~GUSTAV KLIMT, heartbreaker money-maker

. . . also a war story & a coming of age, make that prominence.

the recent blue chip modern art auctions were termed: “tepid” by the New York Times. even the New York Post chimed in:
“a stunning flop in the $1.1 billion season-opener of the art auction world.” most of this because the work offered was tired and over-priced. esp in the Picasso marts. I always thought Picasso was a snooze. I never did get the $35 million dollar prices tags. and Henri Matisse / I was over him by the time I got out of high school. but KUSTAV KLIMT – that’s another story, even though he never even really made the art school must-read lists. so it’s been real fun watching his reputation rise over the years.

in fact – it was his name being bandied about – that first drew me to the LILY RENEE story.
while in the same media week – a long fought-over GUSTAV KLIMT landscape, ‘Litzlberg am Attersee’ – was the only true break-out sale success of the auctions !!

and it was not even one of his golden flecked art deco portraits, but a lowly landscape. Estimated to go for $25,000,000 – $30,000,000 in Sotheby’s November 2, 2011 Impressionist and Modern Art Auction here in New York – it hit a record high, going for: $40,000,000. that’s 40 million big ones.


GUSTAV KLIMT, ‘Litzlberg am Attersee’ – recently sold for $40,000,000 – or almost double its estimate of $25 million.
PHOTO CREDIT: Sotheby’s, c/o : NEW YORK TIMES

from the New York Times article: “This landscape was thought to have been painted in Klimt’s Vienna studio in 1914 after he spent the summer with Emilie Floge, his model, in Weissenbach, a town on Lake Attersee in Austria.”

and the background story, also a Nazi era war-story, and another rare one – in that, it also came to a happy conclusion, continues thus:

“George Jorisch, an 83-year-old retired camera store manager from Montreal (!!), acquired this painting from his great-uncle, the collector and Austrian iron magnate Victor Zuckerkandle, and his wife, Paula. It had been hanging in Mr. Jorisch’s family home in Purkersdorf, Austria, but was seized during World War II. It is one of two Klimts that were returned to Mr. Jorisch after years of attempts to recover them. (The other one – ‘Church in Cassone, Landscape with Cypresses’ – sold for $43.2 million in 2010.)
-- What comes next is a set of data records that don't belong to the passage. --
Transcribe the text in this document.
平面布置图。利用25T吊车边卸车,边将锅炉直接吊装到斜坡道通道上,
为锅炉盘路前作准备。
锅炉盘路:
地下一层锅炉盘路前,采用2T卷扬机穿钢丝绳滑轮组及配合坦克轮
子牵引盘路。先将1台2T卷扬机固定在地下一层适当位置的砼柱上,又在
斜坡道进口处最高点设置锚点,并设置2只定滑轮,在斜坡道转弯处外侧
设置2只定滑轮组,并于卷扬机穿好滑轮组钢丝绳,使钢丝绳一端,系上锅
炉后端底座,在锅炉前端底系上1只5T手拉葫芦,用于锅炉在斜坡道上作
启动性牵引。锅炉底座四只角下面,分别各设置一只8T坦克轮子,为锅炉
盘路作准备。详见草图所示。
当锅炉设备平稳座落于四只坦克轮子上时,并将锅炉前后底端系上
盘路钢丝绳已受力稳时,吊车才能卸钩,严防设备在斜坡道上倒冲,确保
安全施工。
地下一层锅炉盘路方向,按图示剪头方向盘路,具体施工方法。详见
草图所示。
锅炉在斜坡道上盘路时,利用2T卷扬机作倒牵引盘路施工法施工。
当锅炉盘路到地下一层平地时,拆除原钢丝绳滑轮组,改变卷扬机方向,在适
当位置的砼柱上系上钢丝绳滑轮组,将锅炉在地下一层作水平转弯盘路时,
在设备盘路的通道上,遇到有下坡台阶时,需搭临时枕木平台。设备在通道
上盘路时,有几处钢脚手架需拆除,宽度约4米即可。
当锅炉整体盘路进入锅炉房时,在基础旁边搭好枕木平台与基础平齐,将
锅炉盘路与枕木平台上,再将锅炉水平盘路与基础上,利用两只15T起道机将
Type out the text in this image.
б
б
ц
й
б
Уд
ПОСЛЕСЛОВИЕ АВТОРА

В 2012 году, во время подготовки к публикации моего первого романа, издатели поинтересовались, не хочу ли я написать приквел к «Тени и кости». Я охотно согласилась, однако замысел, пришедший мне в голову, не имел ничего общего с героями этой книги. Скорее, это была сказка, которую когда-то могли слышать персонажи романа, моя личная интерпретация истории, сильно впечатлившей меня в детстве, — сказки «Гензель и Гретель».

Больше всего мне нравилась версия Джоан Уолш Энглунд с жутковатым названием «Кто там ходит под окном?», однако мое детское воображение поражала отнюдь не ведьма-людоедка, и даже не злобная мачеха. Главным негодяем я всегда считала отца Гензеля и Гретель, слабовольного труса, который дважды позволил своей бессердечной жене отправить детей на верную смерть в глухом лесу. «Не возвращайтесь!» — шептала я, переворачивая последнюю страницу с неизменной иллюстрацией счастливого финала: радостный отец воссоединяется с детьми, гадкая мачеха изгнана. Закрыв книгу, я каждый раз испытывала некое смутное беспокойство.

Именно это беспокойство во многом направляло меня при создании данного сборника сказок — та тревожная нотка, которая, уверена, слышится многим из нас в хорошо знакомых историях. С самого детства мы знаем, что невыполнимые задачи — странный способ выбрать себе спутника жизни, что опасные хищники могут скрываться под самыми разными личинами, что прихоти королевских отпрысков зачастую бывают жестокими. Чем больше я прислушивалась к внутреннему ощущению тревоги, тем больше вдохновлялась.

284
read the full article: ‘A Bouquet of Offerings to Test Uncertain Waters’, by CAROL VOGEL, The New York Times, Oct 20, 2011.


KLIMT and Emilie Floge in the garden of the Josefstadterstrasse studio, c. 1905-10.
(Photograph: M. Nahr, Vienna)


Klimt’s collection of Japanese color woodcuts and c Chinese scrolls, as installed in the foyer of his last studio in Hietzing, 1914-18.
(Photograph: M. Nahr, Vienna)

so I guess it’s not far-off to say Lily Renee, brought both erotic, expressionist, and high style German cutting edge art, as well as, indirectly, Japanese and Chinese dramatic flourishes, not to forget flat compositional planes – to the comic book world of New York City, circa 1940s !!

from the same book where those above archival photos were scanned, ‘Gustav Klimt’ by Alessandra Comini, published by George Braziller, New York, 1975:

“As early as 1908 the outspoken Viennese architect and defender of a new, proto-Expressionist severity in art, Adolf Loos, had publicly accused Klimt and the artists of the Weiner Werkstatte – Vienna’s arts-and-crafts center – of erotic pollution. In a speech intending to shock the complacent bourgeoisie, and published under the title ‘Ornament and Crime” (!!), Loos discussed what he considered the erotic origin as well as the outdated “plague of ornament” besetting Austrian art:

‘All art is erotic.
The first ornament that was born, the cross was of erotic origin. The first work of art, the first artistic act which the first artist scrawled on the wall to vent his exuberance was erotic.
A horizontal line: the recumbent woman. A vertical line: the man penetrating her . . .
But the man of our own times who from an inner compulsion smears walls with erotic symbols is a criminal or a degenerate . . .
Just as ornament is no longer organically an expression of our culture.’

talk about, sock-it-to-me fascism, parading as – art criticism. but this is the passionate sophisticated and many splendored art world of early 20th C. Vienna – that incubated the artistic sensibility of the young Lily Renee . . .


GUSTAV KLIMT, ‘Friedericke Maria Beer’, 1916. oil on canvas. 168 x 130 cm. in 1975 it was in the collection of Mrs. F Beer-Monti, then residing in Honolulu (!!)
image from: ‘Gustav Klimt by Alessandra Comini. Publisher George Braziller, New York, 1975.